So we have been trying to find and connect at a new church since leaving our last church, and the place I was a Pastor for 5 years (to the day) for the last 9 months. 9 months without a church home, for lack of a better expression, has felt odd. It has been an interesting experience. Here is why.
Several years ago I was musing with a friend over why people connected or stayed with a church, and why they left. Not differentiating why they left, just that they left was our parameter. They may have left because they decided Jesus was not the answer for them, or because they decided to go to another church, but they left. We surmised that when people were involved socially with other people in the church (a small group perhaps), or involved in helping out at the church they were more immune to leaving.

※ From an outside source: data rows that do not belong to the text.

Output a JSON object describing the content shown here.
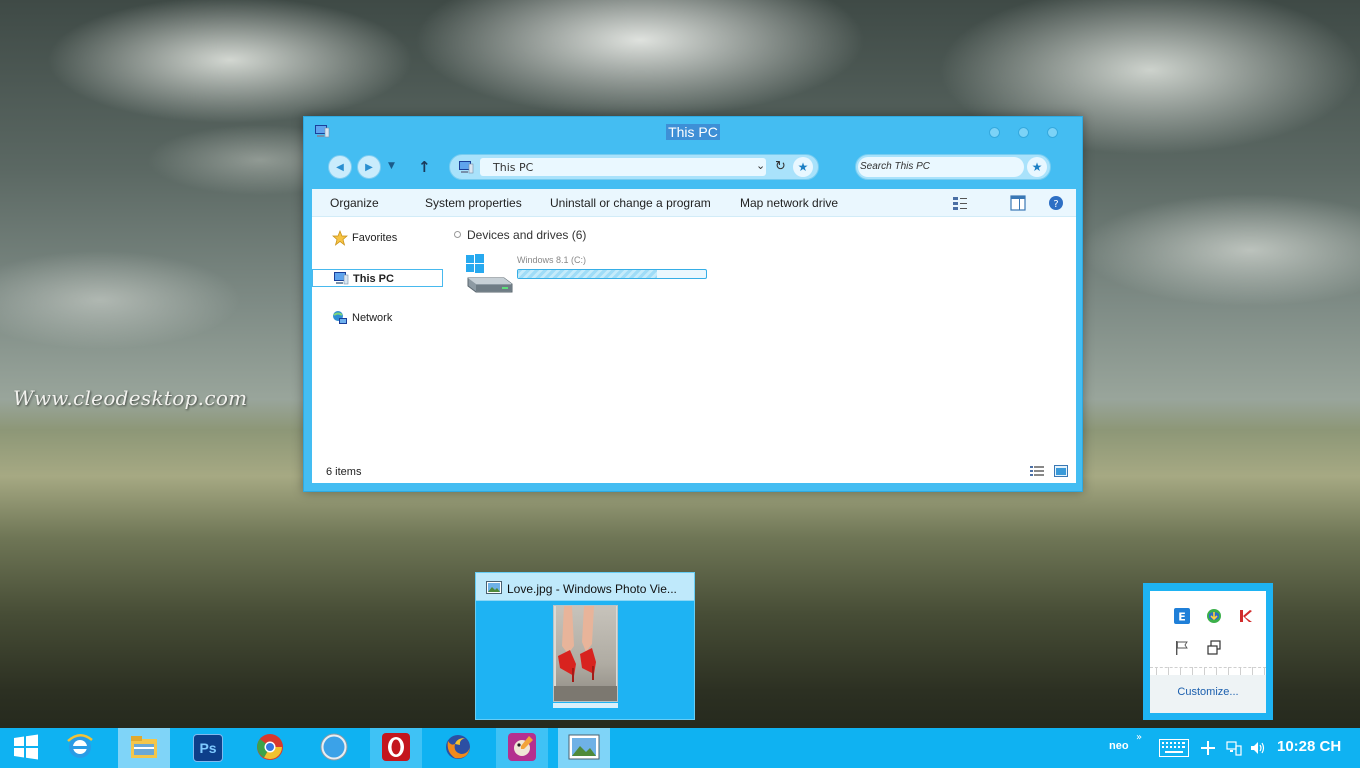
{
  "desktop": {
    "watermark": "Www.cleodesktop.com"
  },
  "explorer": {
    "title": "This PC",
    "address": "This PC",
    "search_placeholder": "Search This PC",
    "commands": [
      "Organize",
      "System properties",
      "Uninstall or change a program",
      "Map network drive"
    ],
    "nav": {
      "favorites": "Favorites",
      "this_pc": "This PC",
      "network": "Network"
    },
    "group_header": "Devices and drives (6)",
    "drive": {
      "name": "Windows 8.1 (C:)",
      "used_fraction": 0.74
    },
    "status": "6 items",
    "accent": "#44bdf2"
  },
  "thumbnail": {
    "title": "Love.jpg - Windows Photo Vie..."
  },
  "tray_popup": {
    "customize": "Customize..."
  },
  "taskbar": {
    "apps": [
      "start-icon",
      "internet-explorer-icon",
      "file-explorer-icon",
      "photoshop-icon",
      "chrome-icon",
      "safari-icon",
      "opera-icon",
      "firefox-icon",
      "gimp-icon",
      "photo-viewer-icon"
    ],
    "photoshop_label": "Ps",
    "user": "neo",
    "chevron": "»",
    "clock": "10:28 CH",
    "color": "#0fb2f2"
  }
}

In retrospect that was a good observation, but the deeper answer I think lies in what that interaction produced. After several years as a Pastor, with arguably, more insight in to why people leave churches, I saw another thing. That VERY involved people sometimes leave churches. I don't view that scenario as disproving the former theory, but rather adding a deeper bit of data. Being involved in a church socially or as a volunteer is still only one aspect of the actual interaction. The interactions must be in a safe environment that allows people to ask questions and learn more, a environment where people can deal with hard issues and grow and change. When that happens, the real qualifier is that the social interaction quenches a deeper desire to move a long a journey, and if someone is trying to learn about God and Jesus, and they are getting no where, then they will leave to somewhere else, or give up. (I suppose it could also be they just did not get what they wanted, but the whole consumer thing I am not going to address here)
So here I am a former professional pastor who believes in connecting with community and who is having a heck of a time finding a community where I feel I will be accepted. Where I feel that who I am can mix in, and the questions that I have will be accepted and worked through with me so that I can grow. You think as a former leader I would feel it easy to connect with those who believe what I believe, but the truth is, places where dialogue instead of monologue are present are rare. Having previously taught, I value having a voice.
I also value, perhaps above all else, freedom. Freedom of expression. Freedom to be sad, freedom to still wrestle and not have to put on the persona of having arrived, when I know I have miles to go. Freedom to jump up and down in worship, or lay on the ground in grief. Freedom to test a religious piety that doesn't seem to agree with what Jesus taught.
My wife and I were talking, and I surmise that with some lack of clarity, we have always sought community that gives us those things. Most times it wasn't the church itself, but people within a church that we could relate to and who could relate to us.
I will say that we have finally landed. You will figure out where after a time I am sure. It feels like maybe it will be a place where both the church and the people we are already starting to connect with will be a new and real community, and hopefully, we will be that to them as well.